C'est à cette unité qu'appartenait Pierre de La Fouchardière, que j'ai tenu ici à honorer au nom de tous ses camarades. C'est lui le premier, alors chargé de la protection du général Leclerc sous les ordres d'Alain de Boissieu, qui s'est présenté près des grilles du Luxembourg, il y a maintenant soixante ans.
Le Palais abritait, on le sait, l'un des commandements " régionaux " de la Luftwaffe. Il fut ainsi l'un des objectifs donnés aux troupes qui investirent Paris. Il s'agissait de neutraliser l'important contingent allemand et les nombreux chars qu'il possédait, afin de faciliter la pénétration des unités de la 2e DB.
La bataille pour le jardin et le Palais s'est déroulée une grande partie de la journée du 25 août.
La garnison allemande fut prise en tenailles : après une première reconnaissance par le Sud par les chars légers du peloton La Fouchardière, un autre détachement de la 2e DB, placé sous les ordres du commandant Putz et dirigé par le futur général de Wittasse, remonte le boulevard Saint-Michel en venant de la Seine et engage les combats place de la Sorbonne et rue de Vaugirard. Le char La Moscowa immobilise le char Panther sorti à sa rencontre.
Ce même détachement du 501e réduit les dernières résistances de l'École des Mines.
Sur le flan ouest, par la rue de Vaugirard, arrivent les fusiliers marins. Les FFI du colonel Fabien participent à l'investissement du jardin. La garnison se rend à 18 heures 35, après que la reddition du général Von Choltitz lui a été notifiée.
Soixante ans après, jour pour jour, le Sénat a souhaité donner une tonalité solennelle à ces manifestations qui s'inscrivent dans le programme de commémoration du soixantième anniversaire de la Libération décidé par son Bureau.
La libération du Sénat ne fut qu'un des aspects de la libération de Paris. C'est la raison pour laquelle j'ai tenu, Monsieur le Maire de Paris, à ce qu'elle s'inscrive dans le cadre plus général aux destinées duquel vous présidez avec Monsieur le Ministre délégué aux anciens Combattants.
Cette cérémonie n'aurait cependant pas de sens si nous nous en tenions à la seule célébration des combats.
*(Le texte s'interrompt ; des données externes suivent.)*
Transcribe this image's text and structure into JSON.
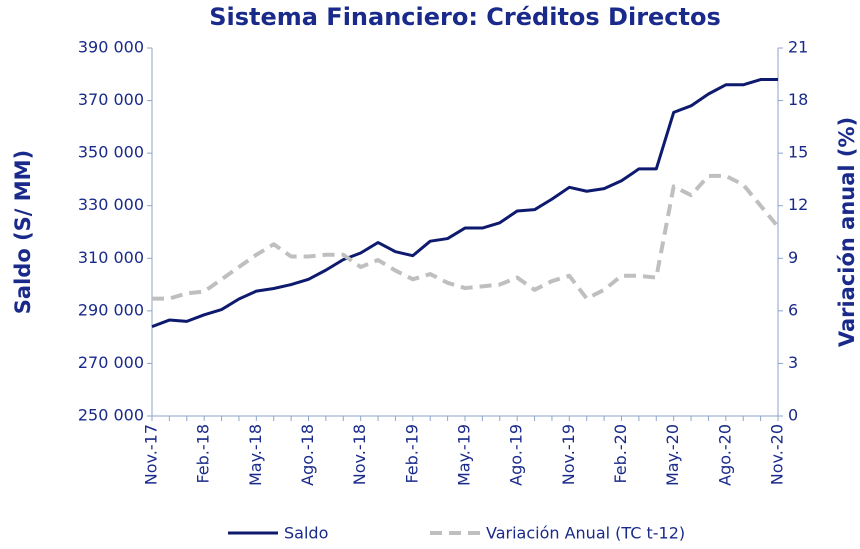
{
  "chart_data": {
    "type": "line",
    "title": "Sistema Financiero: Créditos Directos",
    "ylabel": "Saldo (S/ MM)",
    "y2label": "Variación anual (%)",
    "categories": [
      "Nov.-17",
      null,
      null,
      "Feb.-18",
      null,
      null,
      "May.-18",
      null,
      null,
      "Ago.-18",
      null,
      null,
      "Nov.-18",
      null,
      null,
      "Feb.-19",
      null,
      null,
      "May.-19",
      null,
      null,
      "Ago.-19",
      null,
      null,
      "Nov.-19",
      null,
      null,
      "Feb.-20",
      null,
      null,
      "May.-20",
      null,
      null,
      "Ago.-20",
      null,
      null,
      "Nov.-20"
    ],
    "series": [
      {
        "name": "Saldo",
        "color": "#0d1a6e",
        "dashed": false,
        "values": [
          284000,
          286500,
          286000,
          288500,
          290500,
          294500,
          297500,
          298500,
          300000,
          302000,
          305500,
          309500,
          312000,
          316000,
          312500,
          311000,
          316500,
          317500,
          321500,
          321500,
          323500,
          328000,
          328500,
          332500,
          337000,
          335500,
          336500,
          339500,
          344000,
          344000,
          365500,
          368000,
          372500,
          376000,
          376000,
          378000,
          378000
        ]
      },
      {
        "name": "Variación Anual (TC t-12)",
        "color": "#bfbfbf",
        "dashed": true,
        "axis": "y2",
        "values": [
          6.7,
          6.7,
          7.0,
          7.1,
          7.8,
          8.5,
          9.2,
          9.8,
          9.1,
          9.1,
          9.2,
          9.2,
          8.5,
          8.9,
          8.3,
          7.8,
          8.1,
          7.6,
          7.3,
          7.4,
          7.5,
          7.9,
          7.2,
          7.7,
          8.0,
          6.7,
          7.2,
          8.0,
          8.0,
          7.9,
          13.1,
          12.6,
          13.7,
          13.7,
          13.2,
          12.0,
          10.8
        ]
      }
    ],
    "ylim": [
      250000,
      390000
    ],
    "yticks": [
      {
        "value": 250000,
        "label": "250 000"
      },
      {
        "value": 270000,
        "label": "270 000"
      },
      {
        "value": 290000,
        "label": "290 000"
      },
      {
        "value": 310000,
        "label": "310 000"
      },
      {
        "value": 330000,
        "label": "330 000"
      },
      {
        "value": 350000,
        "label": "350 000"
      },
      {
        "value": 370000,
        "label": "370 000"
      },
      {
        "value": 390000,
        "label": "390 000"
      }
    ],
    "y2lim": [
      0,
      21
    ],
    "y2ticks": [
      0,
      3,
      6,
      9,
      12,
      15,
      18,
      21
    ],
    "grid": false,
    "legend": "bottom"
  }
}
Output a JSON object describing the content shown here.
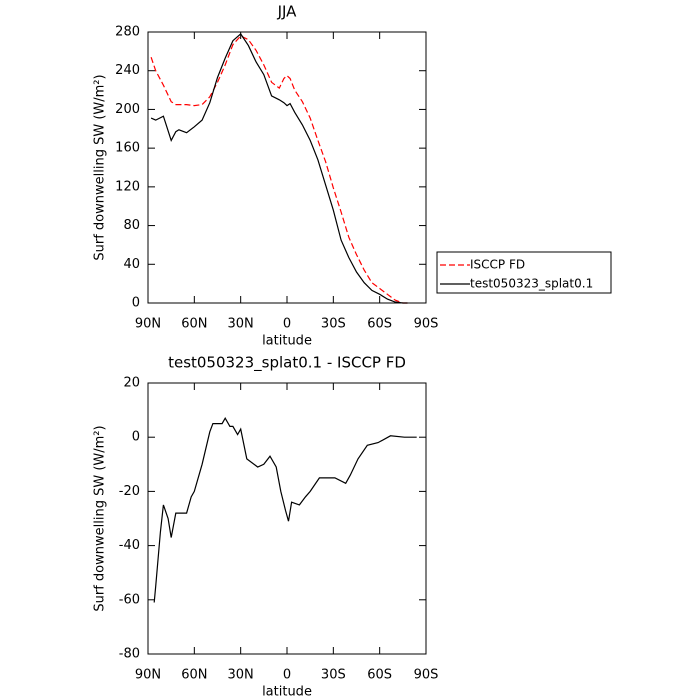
{
  "chart_data": [
    {
      "type": "line",
      "title": "JJA",
      "xlabel": "latitude",
      "ylabel": "Surf downwelling SW (W/m²)",
      "xlim": [
        90,
        -90
      ],
      "ylim": [
        0,
        280
      ],
      "xticks": [
        {
          "value": 90,
          "label": "90N"
        },
        {
          "value": 60,
          "label": "60N"
        },
        {
          "value": 30,
          "label": "30N"
        },
        0,
        {
          "value": -30,
          "label": "30S"
        },
        {
          "value": -60,
          "label": "60S"
        },
        {
          "value": -90,
          "label": "90S"
        }
      ],
      "yticks": [
        0,
        40,
        80,
        120,
        160,
        200,
        240,
        280
      ],
      "legend": "right",
      "x": [
        88,
        85,
        80,
        75,
        72,
        70,
        65,
        60,
        55,
        50,
        45,
        40,
        35,
        30,
        25,
        20,
        15,
        10,
        5,
        2,
        0,
        -2,
        -5,
        -10,
        -15,
        -20,
        -25,
        -30,
        -35,
        -40,
        -45,
        -50,
        -55,
        -60,
        -65,
        -70,
        -75,
        -78
      ],
      "series": [
        {
          "name": "ISCCP FD",
          "color": "#ff0000",
          "dashed": true,
          "values": [
            254,
            240,
            225,
            208,
            205,
            205,
            205,
            204,
            205,
            213,
            228,
            246,
            267,
            276,
            272,
            261,
            246,
            228,
            222,
            232,
            235,
            232,
            220,
            208,
            191,
            168,
            146,
            119,
            94,
            68,
            50,
            34,
            21,
            15,
            9,
            3,
            0,
            0
          ]
        },
        {
          "name": "test050323_splat0.1",
          "color": "#000000",
          "dashed": false,
          "values": [
            191,
            189,
            193,
            168,
            177,
            179,
            176,
            182,
            189,
            207,
            233,
            253,
            271,
            278,
            266,
            249,
            236,
            214,
            210,
            207,
            204,
            206,
            197,
            184,
            168,
            148,
            122,
            96,
            65,
            47,
            32,
            21,
            13,
            9,
            4,
            1,
            0,
            0
          ]
        }
      ]
    },
    {
      "type": "line",
      "title": "test050323_splat0.1 - ISCCP FD",
      "xlabel": "latitude",
      "ylabel": "Surf downwelling SW (W/m²)",
      "xlim": [
        90,
        -90
      ],
      "ylim": [
        -80,
        20
      ],
      "xticks": [
        {
          "value": 90,
          "label": "90N"
        },
        {
          "value": 60,
          "label": "60N"
        },
        {
          "value": 30,
          "label": "30N"
        },
        0,
        {
          "value": -30,
          "label": "30S"
        },
        {
          "value": -60,
          "label": "60S"
        },
        {
          "value": -90,
          "label": "90S"
        }
      ],
      "yticks": [
        -80,
        -60,
        -40,
        -20,
        0,
        20
      ],
      "x": [
        86,
        85,
        82,
        80,
        77,
        75,
        72,
        70,
        65,
        62,
        60,
        55,
        50,
        48,
        45,
        42,
        40,
        37,
        35,
        32,
        30,
        26,
        19,
        15,
        11,
        7,
        4,
        1,
        -1,
        -3,
        -8,
        -12,
        -15,
        -21,
        -31,
        -38,
        -41,
        -46,
        -52,
        -59,
        -67,
        -76,
        -84
      ],
      "series": [
        {
          "color": "#000000",
          "dashed": false,
          "values": [
            -61,
            -55,
            -35,
            -25,
            -30,
            -37,
            -28,
            -28,
            -28,
            -22,
            -20,
            -10,
            2,
            5,
            5,
            5,
            7,
            4,
            4,
            1,
            3,
            -8,
            -11,
            -10,
            -7,
            -11,
            -20,
            -27,
            -31,
            -24,
            -25,
            -22,
            -20,
            -15,
            -15,
            -17,
            -14,
            -8,
            -3,
            -2,
            0.5,
            0,
            0
          ]
        }
      ]
    }
  ]
}
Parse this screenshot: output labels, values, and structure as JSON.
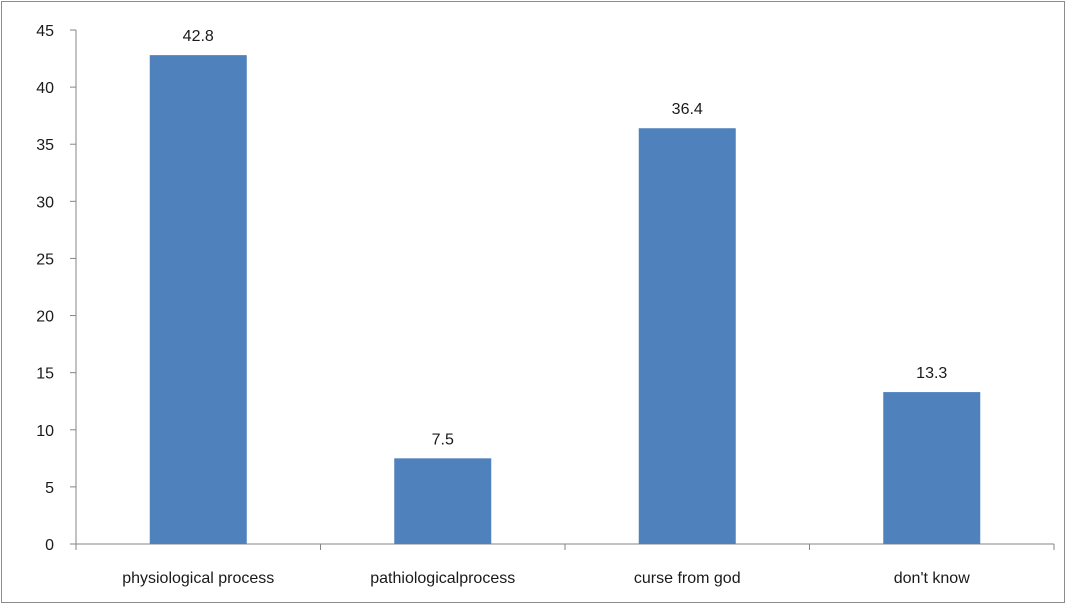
{
  "chart_data": {
    "type": "bar",
    "title": "",
    "xlabel": "",
    "ylabel": "",
    "categories": [
      "physiological process",
      "pathiologicalprocess",
      "curse from god",
      "don't know"
    ],
    "values": [
      42.8,
      7.5,
      36.4,
      13.3
    ],
    "data_labels": [
      "42.8",
      "7.5",
      "36.4",
      "13.3"
    ],
    "ylim": [
      0,
      45
    ],
    "yticks": [
      0,
      5,
      10,
      15,
      20,
      25,
      30,
      35,
      40,
      45
    ],
    "ytick_labels": [
      "0",
      "5",
      "10",
      "15",
      "20",
      "25",
      "30",
      "35",
      "40",
      "45"
    ],
    "grid": false,
    "legend": "none",
    "bar_color": "#4F81BD",
    "axis_color": "#868686"
  }
}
Nous sommes, je crois, les uns et les autres convaincus du fait que ces morts nous obligent à rester dignes des valeurs pour lesquelles ils se sont battus et ont fait le sacrifice de leur vie.
Cette fidélité est particulièrement nécessaire pour une assemblée de la République qui représente l'ensemble de ses territoires.
Quelques mois plus tard, le premier embryon de représentation du peuple français - l'Assemblée consultative provisoire - s'installa dans l'hémicycle de ce Palais tout proche et commença à jeter les bases de la reconstruction de nos institutions et de la renaissance de notre société.
Bientôt, avant même l'armistice, des élections libres seraient organisées. Je me dois de souligner que ce furent des élections locales et qu'elles virent, pour la première fois, la participation des Françaises.
Aujourd'hui, nous devons penser au défi commun qui nous attend : faire vivre la liberté et la démocratie, non seulement en France, mais en Europe, seules conditions de l'instauration d'une paix durable.
Puisse le souvenir des combats rappeler aussi que la paix ne peut être maintenue sans vigilance, sans engagement et sans courage.
C'est le message que nous souhaitons transmettre aux nouvelles générations. Nous donnons d'ailleurs rendez-vous aux jeunes des lycées de France et des pays limitrophes de la France, le 21 mai prochain, dans l'hémicycle du Sénat, pour une réflexion commune sur la paix et la nécessaire démocratie européenne.
Symbole de cette continuité républicaine qui s'attache à notre assemblée, l'hémicycle du Sénat aura ainsi connu et les prémisses de la reconstruction de notre patrie et l'esquisse de son avenir, de notre avenir, au sein d'une Europe forte, prospère et solidaire.